Don’t be that person. Insufferable know-it-alls are, well, insufferable. Chris Sparkman, co-owner of Sparkman Cellars in Woodinville, Washington, recalls guests quick to regale descriptions of their massive home cellars, and even one who told him how he should make his wine. Sparkman has learned to shelve his ego, but it’s still off-putting. So is using comedy to cover inexperience, says Bruce. “It was kind of funny the first time you said, ‘This one smells [or] tastes like grapes,’” he says. “It’s not funny the fourth time.”
Keep your reactions in check. Exaggerated expressions like grimacing, shaking your head, calling a wine disgusting or sticking out your tongue are actions suited for a toddler. “I understand all wines won’t be liked by all people, but respect the hard work that goes into each bottle,” says Ian Rossi, assistant tasting room manager at Hazlitt 1852 Vineyards in New York’s Finger Lakes. “If you don’t like a wine, simply dump it out or give it to a friend.”

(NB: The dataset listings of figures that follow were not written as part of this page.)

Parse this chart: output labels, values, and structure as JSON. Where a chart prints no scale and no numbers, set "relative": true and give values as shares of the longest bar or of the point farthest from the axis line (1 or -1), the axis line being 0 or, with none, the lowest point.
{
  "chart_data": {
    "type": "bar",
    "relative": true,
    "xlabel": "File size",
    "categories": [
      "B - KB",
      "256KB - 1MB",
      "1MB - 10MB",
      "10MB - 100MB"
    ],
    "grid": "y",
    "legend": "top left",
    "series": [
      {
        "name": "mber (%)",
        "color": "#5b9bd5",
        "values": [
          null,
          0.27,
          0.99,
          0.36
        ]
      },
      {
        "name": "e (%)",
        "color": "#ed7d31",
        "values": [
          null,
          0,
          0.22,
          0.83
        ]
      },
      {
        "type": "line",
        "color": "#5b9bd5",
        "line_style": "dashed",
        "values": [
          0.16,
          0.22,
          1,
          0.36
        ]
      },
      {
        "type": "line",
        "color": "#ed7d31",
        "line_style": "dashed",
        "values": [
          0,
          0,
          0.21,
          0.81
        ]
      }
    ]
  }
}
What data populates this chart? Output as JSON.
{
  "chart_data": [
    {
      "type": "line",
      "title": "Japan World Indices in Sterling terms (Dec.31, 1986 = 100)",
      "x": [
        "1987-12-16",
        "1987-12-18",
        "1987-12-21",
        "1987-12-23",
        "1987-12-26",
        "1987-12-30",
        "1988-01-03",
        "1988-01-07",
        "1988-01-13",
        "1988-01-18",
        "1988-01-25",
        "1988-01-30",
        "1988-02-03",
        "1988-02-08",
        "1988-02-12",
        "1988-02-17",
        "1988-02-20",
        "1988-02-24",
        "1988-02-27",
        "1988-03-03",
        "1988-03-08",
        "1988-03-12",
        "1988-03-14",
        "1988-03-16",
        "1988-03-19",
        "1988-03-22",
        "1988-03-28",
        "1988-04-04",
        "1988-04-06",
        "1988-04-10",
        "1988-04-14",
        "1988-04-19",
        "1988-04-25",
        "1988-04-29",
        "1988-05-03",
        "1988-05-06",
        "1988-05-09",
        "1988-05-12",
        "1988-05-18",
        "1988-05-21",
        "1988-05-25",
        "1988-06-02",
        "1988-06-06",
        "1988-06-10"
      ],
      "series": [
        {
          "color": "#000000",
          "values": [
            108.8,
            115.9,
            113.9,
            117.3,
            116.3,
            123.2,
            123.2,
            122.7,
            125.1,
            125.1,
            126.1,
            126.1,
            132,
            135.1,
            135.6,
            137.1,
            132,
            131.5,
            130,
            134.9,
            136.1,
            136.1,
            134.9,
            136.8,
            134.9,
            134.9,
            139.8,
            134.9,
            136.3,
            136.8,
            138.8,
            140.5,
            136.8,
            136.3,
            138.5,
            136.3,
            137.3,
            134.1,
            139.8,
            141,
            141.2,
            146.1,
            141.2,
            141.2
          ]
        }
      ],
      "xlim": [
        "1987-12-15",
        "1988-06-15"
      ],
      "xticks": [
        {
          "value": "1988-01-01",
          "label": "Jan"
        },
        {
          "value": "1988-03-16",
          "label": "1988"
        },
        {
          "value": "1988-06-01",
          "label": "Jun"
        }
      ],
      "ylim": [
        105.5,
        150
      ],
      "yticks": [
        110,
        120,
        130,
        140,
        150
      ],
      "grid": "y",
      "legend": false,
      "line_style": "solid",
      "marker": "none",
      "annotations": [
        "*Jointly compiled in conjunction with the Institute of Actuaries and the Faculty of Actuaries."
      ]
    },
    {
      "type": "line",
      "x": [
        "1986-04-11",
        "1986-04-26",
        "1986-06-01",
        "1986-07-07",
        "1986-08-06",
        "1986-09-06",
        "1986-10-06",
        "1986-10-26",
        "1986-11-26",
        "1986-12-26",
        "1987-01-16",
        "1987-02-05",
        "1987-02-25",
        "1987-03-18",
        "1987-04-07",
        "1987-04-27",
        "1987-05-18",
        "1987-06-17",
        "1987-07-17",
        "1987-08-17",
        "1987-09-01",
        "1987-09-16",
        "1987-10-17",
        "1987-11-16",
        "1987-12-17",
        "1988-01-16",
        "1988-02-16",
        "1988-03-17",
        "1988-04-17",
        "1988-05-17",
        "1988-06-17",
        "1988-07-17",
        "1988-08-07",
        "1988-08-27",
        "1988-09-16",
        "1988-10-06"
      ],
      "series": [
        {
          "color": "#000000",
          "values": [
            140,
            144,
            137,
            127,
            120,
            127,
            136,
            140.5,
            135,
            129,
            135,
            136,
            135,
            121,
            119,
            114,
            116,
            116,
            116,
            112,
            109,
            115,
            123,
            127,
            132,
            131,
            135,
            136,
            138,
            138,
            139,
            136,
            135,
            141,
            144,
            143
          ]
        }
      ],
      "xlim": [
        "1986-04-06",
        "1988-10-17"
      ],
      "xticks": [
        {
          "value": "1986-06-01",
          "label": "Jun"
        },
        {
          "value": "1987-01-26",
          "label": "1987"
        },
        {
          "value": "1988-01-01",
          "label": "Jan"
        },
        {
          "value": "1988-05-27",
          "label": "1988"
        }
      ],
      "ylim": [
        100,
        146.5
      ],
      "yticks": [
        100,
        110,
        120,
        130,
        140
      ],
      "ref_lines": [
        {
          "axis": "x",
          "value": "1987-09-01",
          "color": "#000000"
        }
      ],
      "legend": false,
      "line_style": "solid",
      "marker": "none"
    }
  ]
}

Feel free to express your opinion. “Wine is subjective, and we never blame a customer for having a certain preference,” says Brooks Hoover, vineyard manager at Pippin Hill Farm & Vineyards in Virginia’s Monticello Wine Trail. If you don’t like a wine, be honest, but also be willing to try new flavors and styles. “At the end of the day, being open and communicating your desires is important.”
Don’t be afraid to spit. Flights may include up to seven wines. To really evaluate them, you can’t drink them all, says Fogarty, especially if you plan multiple stops that day. “There is something in the public’s psyche that associates spitting with disgust, but it’s simply a way to taste wine.”
Be a responsible friend. If a companion has over-imbibed, bring them water, let the staff know and discourage further consumption. “An intoxicated person will be much more receptive to a friend cutting them off than a server,” says Rossi. “The server will appreciate your effort, and your friend will appreciate it the next day.”